La lettura biblica che ha preceduto il suo intervento raccontava del profeta Geremia che in un momento in cui la distruzione di Gerusalemme ad opera di Nabucodonosor incombeva sul popolo ebraico decide di acquistare un campo e di pensare quindi al futuro.
Delpini lega il suo messaggio a questa scena e descrive l’oggi dal suo punto di vista: un generale atteggiamento di rinuncia, un’emergenza spirituale che si traduce in aridità e uno stato di assedio dovuto a preoccupazioni sulla salute e il lavoro che limitano l’orizzonte solo al presente.
In questo scenario, però, agiscono gli uomini “che sanno stare al loro posto”.
Qui il suo pensiero va a quanti hanno garantito il funzionamento istituzionale, sanitario, dell’economia.
Lo sguardo torna poi alla società attuale e ai suoi mali: l’individualismo e la fine delle ideologie intese come un atteggiamento di presunzione verso cose e persone. E il riferimento va al Papa e al suo messaggio del marzo scorso con la metafora del “tutti sulla stessa barca.

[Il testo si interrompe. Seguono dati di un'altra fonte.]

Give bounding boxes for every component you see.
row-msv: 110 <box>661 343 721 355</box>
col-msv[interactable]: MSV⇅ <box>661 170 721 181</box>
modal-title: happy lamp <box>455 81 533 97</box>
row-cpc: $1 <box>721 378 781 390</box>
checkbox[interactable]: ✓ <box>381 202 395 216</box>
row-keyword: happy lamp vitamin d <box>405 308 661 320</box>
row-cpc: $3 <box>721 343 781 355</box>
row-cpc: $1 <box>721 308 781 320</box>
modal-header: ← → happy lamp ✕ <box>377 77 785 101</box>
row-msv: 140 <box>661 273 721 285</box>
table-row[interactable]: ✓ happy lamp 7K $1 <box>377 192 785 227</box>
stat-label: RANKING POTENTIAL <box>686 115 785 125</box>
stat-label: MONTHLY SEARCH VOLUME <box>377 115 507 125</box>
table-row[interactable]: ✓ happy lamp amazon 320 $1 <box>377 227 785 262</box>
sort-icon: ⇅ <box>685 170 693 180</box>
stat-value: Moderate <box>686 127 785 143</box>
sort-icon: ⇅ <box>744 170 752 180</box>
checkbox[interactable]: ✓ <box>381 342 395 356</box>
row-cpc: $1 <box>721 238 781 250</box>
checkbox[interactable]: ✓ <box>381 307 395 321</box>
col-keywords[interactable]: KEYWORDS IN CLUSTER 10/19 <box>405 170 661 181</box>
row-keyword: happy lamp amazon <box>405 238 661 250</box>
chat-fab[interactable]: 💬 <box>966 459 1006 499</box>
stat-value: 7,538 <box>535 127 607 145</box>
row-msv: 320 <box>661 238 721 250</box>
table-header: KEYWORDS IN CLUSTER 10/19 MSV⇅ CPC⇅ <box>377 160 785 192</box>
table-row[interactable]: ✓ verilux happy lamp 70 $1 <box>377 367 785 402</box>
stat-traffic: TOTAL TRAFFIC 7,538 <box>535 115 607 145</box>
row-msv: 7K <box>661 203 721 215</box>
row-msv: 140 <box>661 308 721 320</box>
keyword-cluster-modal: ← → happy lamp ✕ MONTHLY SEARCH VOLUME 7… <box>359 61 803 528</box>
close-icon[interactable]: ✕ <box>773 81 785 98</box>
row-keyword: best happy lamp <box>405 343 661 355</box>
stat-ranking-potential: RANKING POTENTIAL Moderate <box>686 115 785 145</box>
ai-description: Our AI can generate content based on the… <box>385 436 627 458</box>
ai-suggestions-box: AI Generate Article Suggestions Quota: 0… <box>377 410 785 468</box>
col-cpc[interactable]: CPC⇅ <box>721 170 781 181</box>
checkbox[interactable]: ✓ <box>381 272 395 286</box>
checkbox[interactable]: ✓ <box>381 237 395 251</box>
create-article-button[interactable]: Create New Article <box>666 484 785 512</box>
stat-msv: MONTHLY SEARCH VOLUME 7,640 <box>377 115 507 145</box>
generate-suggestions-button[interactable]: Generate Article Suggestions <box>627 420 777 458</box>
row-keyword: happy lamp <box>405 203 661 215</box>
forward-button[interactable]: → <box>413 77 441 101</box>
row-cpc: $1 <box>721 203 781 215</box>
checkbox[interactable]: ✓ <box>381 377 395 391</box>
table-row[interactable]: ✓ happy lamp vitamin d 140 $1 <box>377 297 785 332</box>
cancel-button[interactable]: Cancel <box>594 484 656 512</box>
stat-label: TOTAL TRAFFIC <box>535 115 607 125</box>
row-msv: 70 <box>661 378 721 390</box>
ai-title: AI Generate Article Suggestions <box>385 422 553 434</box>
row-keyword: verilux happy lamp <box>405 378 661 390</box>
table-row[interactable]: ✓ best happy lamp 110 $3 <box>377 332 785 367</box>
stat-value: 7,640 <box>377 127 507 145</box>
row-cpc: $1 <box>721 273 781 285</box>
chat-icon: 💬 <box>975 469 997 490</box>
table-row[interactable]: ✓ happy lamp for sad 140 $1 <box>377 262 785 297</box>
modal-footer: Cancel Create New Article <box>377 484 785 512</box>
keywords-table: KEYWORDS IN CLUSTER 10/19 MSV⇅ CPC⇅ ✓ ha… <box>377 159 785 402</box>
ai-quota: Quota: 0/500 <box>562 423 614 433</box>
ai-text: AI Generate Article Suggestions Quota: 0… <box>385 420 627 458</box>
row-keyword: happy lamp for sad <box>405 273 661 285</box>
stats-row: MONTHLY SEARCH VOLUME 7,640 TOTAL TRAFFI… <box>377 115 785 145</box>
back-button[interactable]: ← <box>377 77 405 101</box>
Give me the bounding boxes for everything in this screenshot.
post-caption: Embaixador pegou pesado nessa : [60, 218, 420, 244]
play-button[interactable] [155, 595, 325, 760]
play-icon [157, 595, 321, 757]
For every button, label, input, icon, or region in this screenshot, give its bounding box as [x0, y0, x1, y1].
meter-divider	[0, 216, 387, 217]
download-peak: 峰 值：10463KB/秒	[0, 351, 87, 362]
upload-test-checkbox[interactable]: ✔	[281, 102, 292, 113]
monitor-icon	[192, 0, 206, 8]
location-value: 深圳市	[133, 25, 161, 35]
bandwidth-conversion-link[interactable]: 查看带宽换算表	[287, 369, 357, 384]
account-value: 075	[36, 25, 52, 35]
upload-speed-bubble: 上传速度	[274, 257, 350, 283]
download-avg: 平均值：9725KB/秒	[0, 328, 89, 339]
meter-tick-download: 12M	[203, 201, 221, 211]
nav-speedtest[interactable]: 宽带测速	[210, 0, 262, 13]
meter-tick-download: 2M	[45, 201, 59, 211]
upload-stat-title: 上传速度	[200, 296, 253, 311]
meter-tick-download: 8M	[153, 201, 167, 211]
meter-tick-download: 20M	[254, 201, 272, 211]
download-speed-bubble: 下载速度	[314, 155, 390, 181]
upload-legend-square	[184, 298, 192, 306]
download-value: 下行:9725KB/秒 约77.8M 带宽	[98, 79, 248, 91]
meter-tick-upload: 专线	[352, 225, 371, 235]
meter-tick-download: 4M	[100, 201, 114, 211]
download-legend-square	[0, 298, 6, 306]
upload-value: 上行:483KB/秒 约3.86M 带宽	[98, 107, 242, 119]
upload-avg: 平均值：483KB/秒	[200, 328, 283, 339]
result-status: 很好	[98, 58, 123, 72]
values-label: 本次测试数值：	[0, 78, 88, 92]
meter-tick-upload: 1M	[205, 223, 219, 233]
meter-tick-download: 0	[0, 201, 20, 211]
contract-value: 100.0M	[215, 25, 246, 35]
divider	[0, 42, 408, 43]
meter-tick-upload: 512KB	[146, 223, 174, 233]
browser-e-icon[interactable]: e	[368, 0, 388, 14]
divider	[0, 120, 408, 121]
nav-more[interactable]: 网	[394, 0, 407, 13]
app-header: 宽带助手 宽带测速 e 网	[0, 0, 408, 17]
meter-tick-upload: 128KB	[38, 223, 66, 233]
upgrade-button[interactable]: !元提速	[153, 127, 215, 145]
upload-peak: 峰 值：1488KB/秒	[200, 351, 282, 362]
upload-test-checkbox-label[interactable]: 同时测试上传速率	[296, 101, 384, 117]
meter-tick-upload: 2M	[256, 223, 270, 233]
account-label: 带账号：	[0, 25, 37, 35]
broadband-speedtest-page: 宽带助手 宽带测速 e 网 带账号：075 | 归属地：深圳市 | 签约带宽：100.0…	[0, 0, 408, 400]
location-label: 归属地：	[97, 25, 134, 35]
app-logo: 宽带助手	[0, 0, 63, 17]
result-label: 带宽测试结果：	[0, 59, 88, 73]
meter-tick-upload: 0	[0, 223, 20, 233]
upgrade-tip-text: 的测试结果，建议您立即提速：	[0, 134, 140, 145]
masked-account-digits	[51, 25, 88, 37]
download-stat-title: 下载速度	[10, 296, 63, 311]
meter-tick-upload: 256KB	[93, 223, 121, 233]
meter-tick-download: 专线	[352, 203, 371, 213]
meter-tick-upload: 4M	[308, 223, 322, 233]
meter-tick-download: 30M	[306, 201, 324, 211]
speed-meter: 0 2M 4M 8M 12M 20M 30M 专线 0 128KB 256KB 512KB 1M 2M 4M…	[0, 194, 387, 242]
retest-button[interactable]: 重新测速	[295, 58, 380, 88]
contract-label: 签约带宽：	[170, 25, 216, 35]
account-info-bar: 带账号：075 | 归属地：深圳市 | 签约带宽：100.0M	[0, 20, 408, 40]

Nessuno si salva da solo”.
A questo punto del messaggio, Delpini svela il titolo che ha scelto per il suo discorso “Tocca a noi, tutti insieme“. Questa intima e tenace convinzione tornerà più volte da qui al termine del suo intervento per sottolineare cosa dovrebbe animare la società nuova: un servizio da compiere e un contributo da offrire in termini di operosità, consapevolezza dei propri limiti e umiltà che si traducono in una visione che fa dire “sogniamo insieme”.
Il sogno si ricollega alla visione cristiana del Dio nella storia che è anche ciò che ha fondato la nostra società fino a quando “io” non ha sostituito Dio.
Ecco allora la necessità di un ritorno a:
– La famiglia intesa come nucleo originario della società, come luogo di accoglienza, come idea che nessuno deve essere lasciato a sé stesso;
– La fraternità: tra le persone e tra i popoli che presuppone uguale dignità per ognuno;
– La fiducia: nella scienza e in varie forme di intraprendenza, pazienza e organizzazione.
Il “tocca a noi” si trasferisce poi alla costruzione della condivisione, all’importanza dell’educazione per i giovani e per la quale non è responsabile solo la famiglia, nell’attenzione alla disabilità e all’emarginazione perché “nessuno è irrecuperabile”, nella costruzione di una comunità plurale e nel dialogo che ha bisogno di tempo, attenzione e dell’incontro con l’altro.
A questo punto Delpini e con lui tutta la chiesa ambrosiana, si mette a disposizione per la realizzazione di questo grande progetto attraverso il dialogo con tutti i soggetti istituzionali e non mettendo al centro l’educazione delle nuove generazioni.
L’ultima parte del suo discorso sono i ringraziamenti che fa attraverso la formula “voglio ringraziare, elogiare, incoraggiare” rivolto a tutti coloro che “si fanno avanti”:
– le istituzioni;
– il personale sanitario, le forze dell’ordine, il personale dei servizi pubblici;
– tutti coloro che fanno vivere e funzionale la città;
– chiunque si dedichi agli altri attraverso il volontariato.
Curioso che abbia rivolto un ringraziamento anche a chi è capace di farsi avanti per lasciare il posto a qualcun altro, non per cattiva volontà ma perché animato da una saggia modestia.